Citing safety concerns and a legal loophole involving drunken driving offenses, a committee on Wednesday rejected a major expansion of all-terrain vehicle routes along highways within Sauk County.
The Sauk County Board’s Highway and Parks Committee turned down applications from four clubs seeking to add more than 70 miles of ATV routes along public roads.
The new requests would have doubled the mileage of existing highway routes the county board has approved since adopting an ATV ordinance in 2013.
“The manufacturers of these vehicles specifically state they are not made for use on roads,” said committee member Kevin Lins of Spring Green, the proposal’s most vocal opponent. “But we know better than these folks, right?
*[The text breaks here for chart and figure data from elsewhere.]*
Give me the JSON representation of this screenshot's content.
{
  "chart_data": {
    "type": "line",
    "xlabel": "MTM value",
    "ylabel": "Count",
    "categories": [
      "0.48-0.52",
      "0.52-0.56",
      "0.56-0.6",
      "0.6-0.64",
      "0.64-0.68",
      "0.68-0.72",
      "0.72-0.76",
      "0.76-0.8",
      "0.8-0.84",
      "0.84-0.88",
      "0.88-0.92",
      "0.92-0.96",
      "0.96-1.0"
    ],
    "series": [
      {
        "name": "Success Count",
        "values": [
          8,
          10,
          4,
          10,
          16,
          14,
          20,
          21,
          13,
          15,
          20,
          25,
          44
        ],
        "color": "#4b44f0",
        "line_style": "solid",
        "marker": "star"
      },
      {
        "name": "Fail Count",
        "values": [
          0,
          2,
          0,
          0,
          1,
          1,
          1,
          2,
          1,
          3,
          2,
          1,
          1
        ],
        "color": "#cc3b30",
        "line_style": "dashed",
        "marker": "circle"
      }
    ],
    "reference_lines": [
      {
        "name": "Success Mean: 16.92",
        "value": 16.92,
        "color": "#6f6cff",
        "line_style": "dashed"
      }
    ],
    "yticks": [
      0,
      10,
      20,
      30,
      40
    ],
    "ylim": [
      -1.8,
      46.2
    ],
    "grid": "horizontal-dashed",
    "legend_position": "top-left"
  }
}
Or at least some people think they do.”
Lins also expressed concern about a legal loophole in Wisconsin that requires drunken driving offenses on different types of vehicles to be counted separately, rather than being lumped together.
For example, if someone has six prior drunken driving offenses in cars and then gets one on an ATV, they are penalized as if it was their first offense, not their seventh.
That creates an incentive, Lins said, for people with multiple drunken driving offenses to risk operating ATVs while intoxicated. He said he would not support any additional ATV road routes until state lawmakers close the loophole.
A bipartisan bill proposed in the Wisconsin Assembly last year would have made drunken driving offenses on all vehicles cumulative. It received a public hearing and made it out of committee, but never got a floor vote.
The applications rejected Wednesday included routes in 15 towns and the village of Lime Ridge.
Only one entity, the Spring Green Town Board, which Lins chairs, went on record in opposition. Other town representatives said they supported or took no position on the proposals.
The highway committee first took up one route separately, voting 3-2 against opening a portion of County Highway G in Spring Green.
Supervisors Lins, Jean Berlin of Hill Point and Tommy Lee Bychinski of Reedsburg voted against the route. Supervisors Brian Peper of Loganville and Dave Riek of Spring Green voted in favor of it.
The committee then took up the remainder of the routes together, and voted 3-2 to reject them all. Peper and Bychinski voted in favor of the expansion.
State law allows local governments to decide whether people can ride ATVs on their roads, streets and highways. Many towns within the county already have opened roads, and local clubs say they need the county highways to connect that existing network.
Baraboo Bluffs ATV/UTV Club representative Bob Spencer said he was disappointed in the committee’s decision, considering that clubs have spent months pushing for the new routes.
In an email to committee members after the meeting, he asked that the panel reconsider. He said he worried that the committee’s action will cause ATV riders to use highways illegally.
“Your decision will cause those who are unable to connect from one part of their township to the other to take the chance on a highway not designated without proper signage,” Spencer said. “The signage is to inform all vehicular traffic of ATV traffic on the roadway.”
Sauk County Highway Commissioner Patrick Gavinski and Sheriff Chip Meister recommended that the committee approve the requested routes.
In a written report, Gavinski responded to concerns about the disruption of highway traffic flow saying that ATVs are not the only vehicles that travel at speeds slower than the posted limit. Drivers need to be prepared for all types of hazards, he said.
Tourism vs. safety
Supporters of the routes say opening public roads to ATVs will bring recreational tourism to the area and help local businesses, such as restaurants, taverns and gas stations.
Pat Werner of the Wisconsin River Runners ATV Club told the committee Wednesday that neighboring Richland County recently approved an ATV ordinance, and that clubs hope to link the two counties together.
“What we’re trying to do is to tie it all together for tourism and everything else,” Werner said.
Federal regulators, safety advocates and manufacturers urge ATV riders to stay off public roads, even if local governments allow access. They say the vehicles are unstable on paved surfaces because they are equipped with soft, low-pressure tires and a high center of gravity.
Laurie Hasenbalg of the town of Excelsior, who spoke to the committee during a portion of the meeting set aside for public comments, said she worried that allowing ATVs on heavily trafficked state highways ultimately would result in tragedy.
“I still find it shocking that even though all the manufacturers of ATVs and (utility task vehicles) caution against riding on paved surfaces, that the clubs keep asking for — and the governing bodies keep approving — more routes,” Hasenbalg said.